Metadata-Version: 2.4
Name: gmail-attachments-mcp
Version: 0.1.0
Summary: A minimal MCP server and CLI for downloading Gmail attachments to disk.
Project-URL: Homepage, https://github.com/zayansalman/gmail-attachments-mcp
Project-URL: Repository, https://github.com/zayansalman/gmail-attachments-mcp
Project-URL: Issues, https://github.com/zayansalman/gmail-attachments-mcp/issues
Author: Zayan Khan
License-Expression: MIT
License-File: LICENSE
Keywords: anthropic,attachments,claude,gmail,mcp,model-context-protocol
Classifier: Development Status :: 4 - Beta
Classifier: Intended Audience :: Developers
Classifier: Operating System :: OS Independent
Classifier: Programming Language :: Python :: 3
Classifier: Programming Language :: Python :: 3.10
Classifier: Programming Language :: Python :: 3.11
Classifier: Programming Language :: Python :: 3.12
Classifier: Programming Language :: Python :: 3.13
Classifier: Topic :: Communications :: Email
Classifier: Topic :: Software Development :: Libraries
Requires-Python: >=3.10
Requires-Dist: google-api-python-client>=2.100.0
Requires-Dist: google-auth-httplib2>=0.2.0
Requires-Dist: google-auth-oauthlib>=1.0.0
Requires-Dist: mcp>=1.0.0
Provides-Extra: dev
Requires-Dist: pytest>=7.0; extra == 'dev'
Requires-Dist: ruff>=0.1; extra == 'dev'
Description-Content-Type: text/markdown

# gmail-attachments-mcp

<!-- mcp-name: io.github.zayansalman/gmail-attachments-mcp -->

A focused [Model Context Protocol](https://modelcontextprotocol.io) server (and standalone CLI) for downloading Gmail attachments to disk. Three tools, read-only OAuth scope, no extra surface area.

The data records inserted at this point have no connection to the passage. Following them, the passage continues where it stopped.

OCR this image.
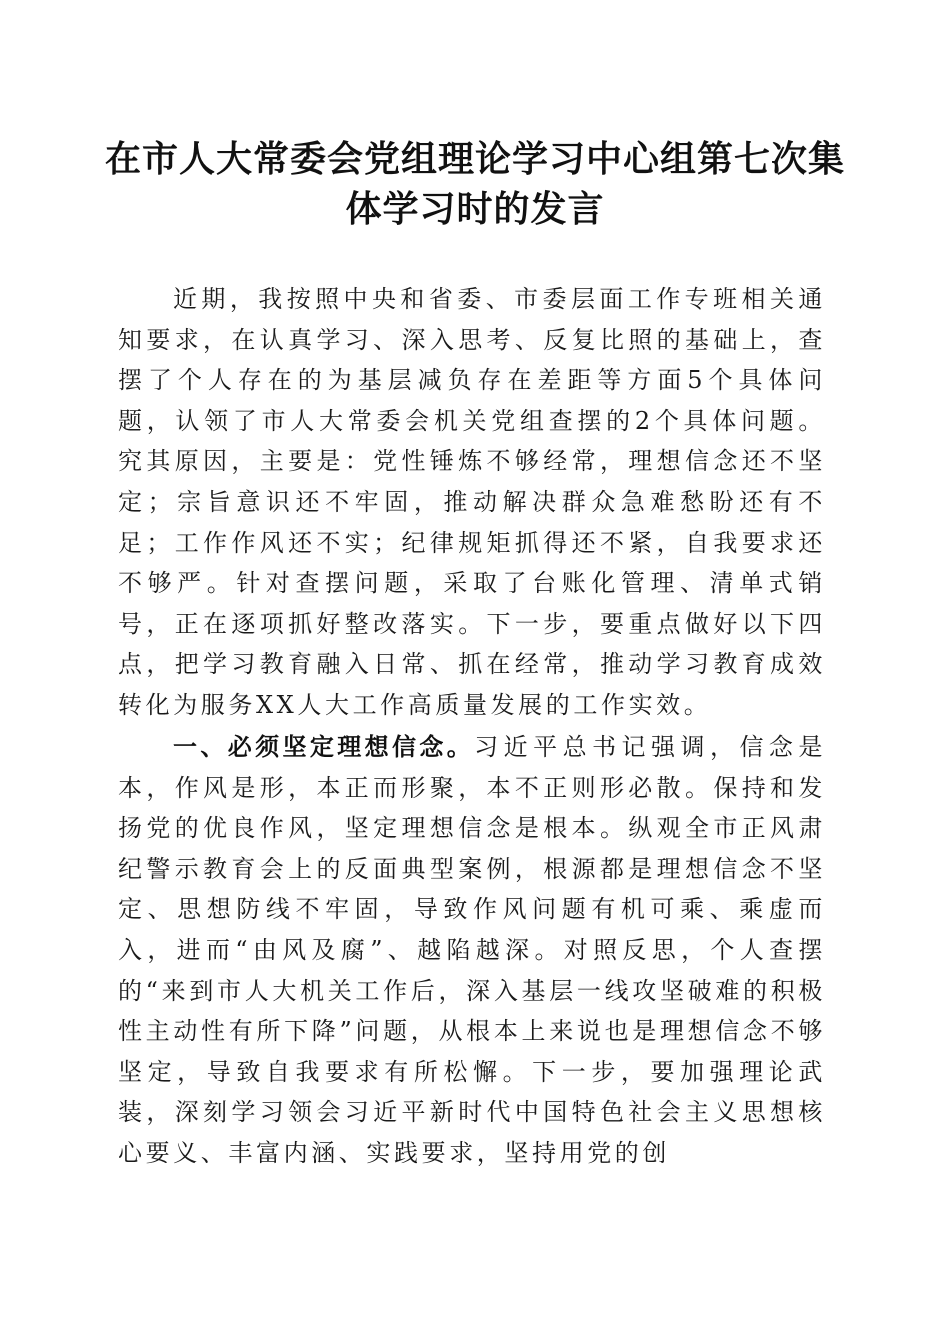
在市人大常委会党组理论学习中心组第七次集体学习时的发言

近期，我按照中央和省委、市委层面工作专班相关通知要求，在认真学习、深入思考、反复比照的基础上，查摆了个人存在的为基层减负存在差距等方面5个具体问题，认领了市人大常委会机关党组查摆的2个具体问题。究其原因，主要是：党性锤炼不够经常，理想信念还不坚定；宗旨意识还不牢固，推动解决群众急难愁盼还有不足；工作作风还不实；纪律规矩抓得还不紧，自我要求还不够严。针对查摆问题，采取了台账化管理、清单式销号，正在逐项抓好整改落实。下一步，要重点做好以下四点，把学习教育融入日常、抓在经常，推动学习教育成效转化为服务XX人大工作高质量发展的工作实效。

一、必须坚定理想信念。习近平总书记强调，信念是本，作风是形，本正而形聚，本不正则形必散。保持和发扬党的优良作风，坚定理想信念是根本。纵观全市正风肃纪警示教育会上的反面典型案例，根源都是理想信念不坚定、思想防线不牢固，导致作风问题有机可乘、乘虚而入，进而“由风及腐”、越陷越深。对照反思，个人查摆的“来到市人大机关工作后，深入基层一线攻坚破难的积极性主动性有所下降”问题，从根本上来说也是理想信念不够坚定，导致自我要求有所松懈。下一步，要加强理论武装，深刻学习领会习近平新时代中国特色社会主义思想核心要义、丰富内涵、实践要求，坚持用党的创
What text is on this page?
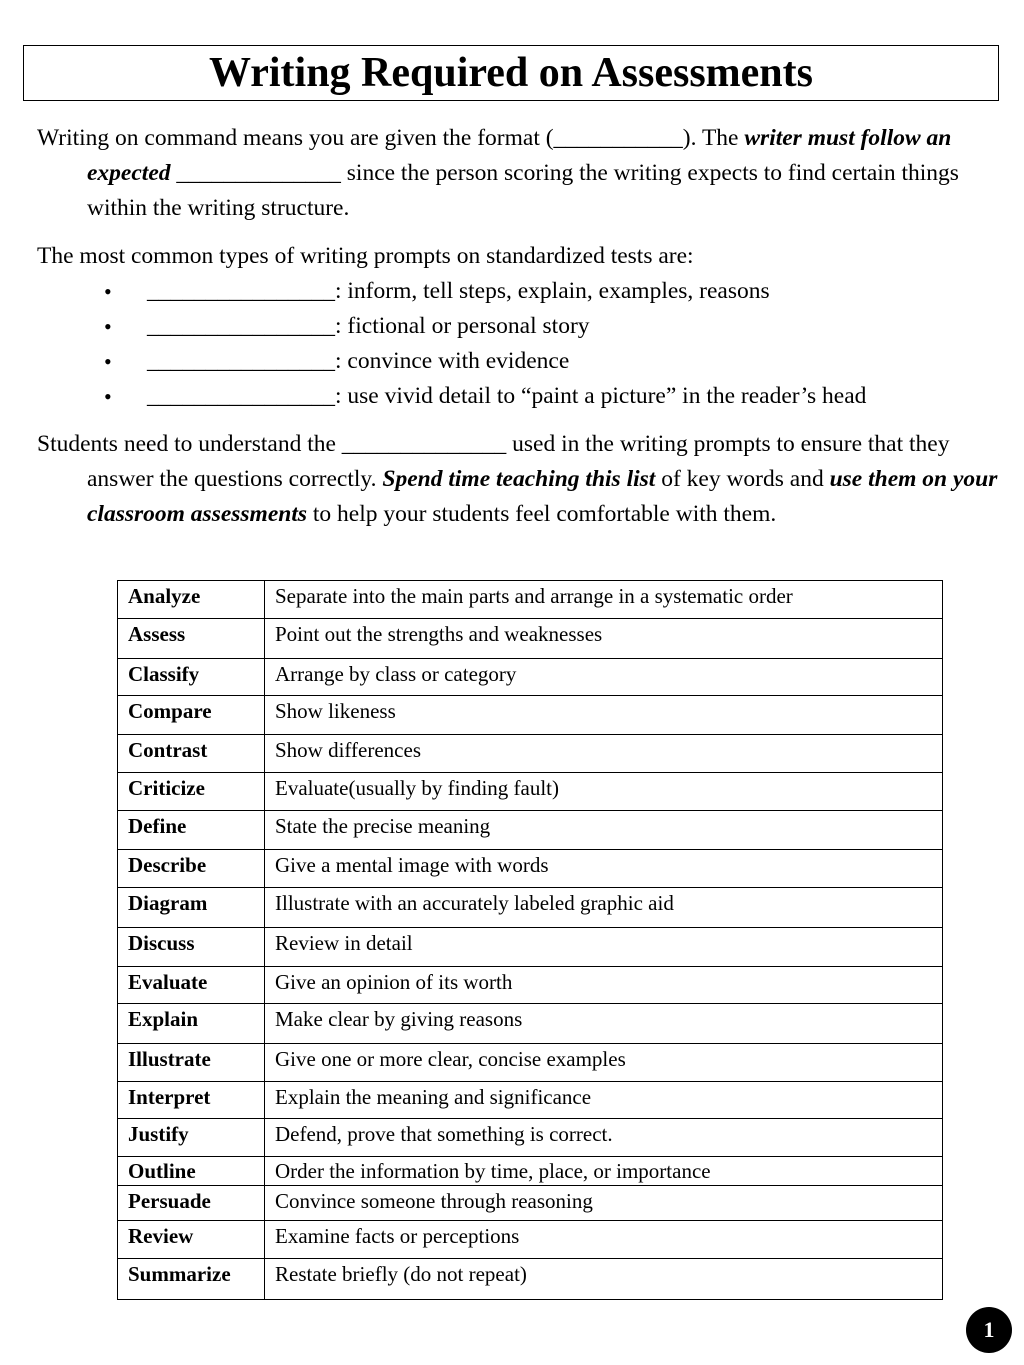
Writing Required on Assessments

Writing on command means you are given the format (___________). The writer must follow an expected ______________ since the person scoring the writing expects to find certain things within the writing structure.

The most common types of writing prompts on standardized tests are:

•	________________: inform, tell steps, explain, examples, reasons
•	________________: fictional or personal story
•	________________: convince with evidence
•	________________: use vivid detail to “paint a picture” in the reader’s head

Students need to understand the ______________ used in the writing prompts to ensure that they answer the questions correctly. Spend time teaching this list of key words and use them on your classroom assessments to help your students feel comfortable with them.

Analyze	Separate into the main parts and arrange in a systematic order
Assess	Point out the strengths and weaknesses
Classify	Arrange by class or category
Compare	Show likeness
Contrast	Show differences
Criticize	Evaluate(usually by finding fault)
Define	State the precise meaning
Describe	Give a mental image with words
Diagram	Illustrate with an accurately labeled graphic aid
Discuss	Review in detail
Evaluate	Give an opinion of its worth
Explain	Make clear by giving reasons
Illustrate	Give one or more clear, concise examples
Interpret	Explain the meaning and significance
Justify	Defend, prove that something is correct.
Outline	Order the information by time, place, or importance
Persuade	Convince someone through reasoning
Review	Examine facts or perceptions
Summarize	Restate briefly (do not repeat)
1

Built because the hosted `claude.ai Gmail` connector in Claude Desktop returns attachment **IDs and metadata only** — not the actual bytes. This server fills that gap for any MCP client (Claude Code, Claude Desktop, Cursor, Cline, etc.), and also works as a plain CLI for cron jobs and shell scripts.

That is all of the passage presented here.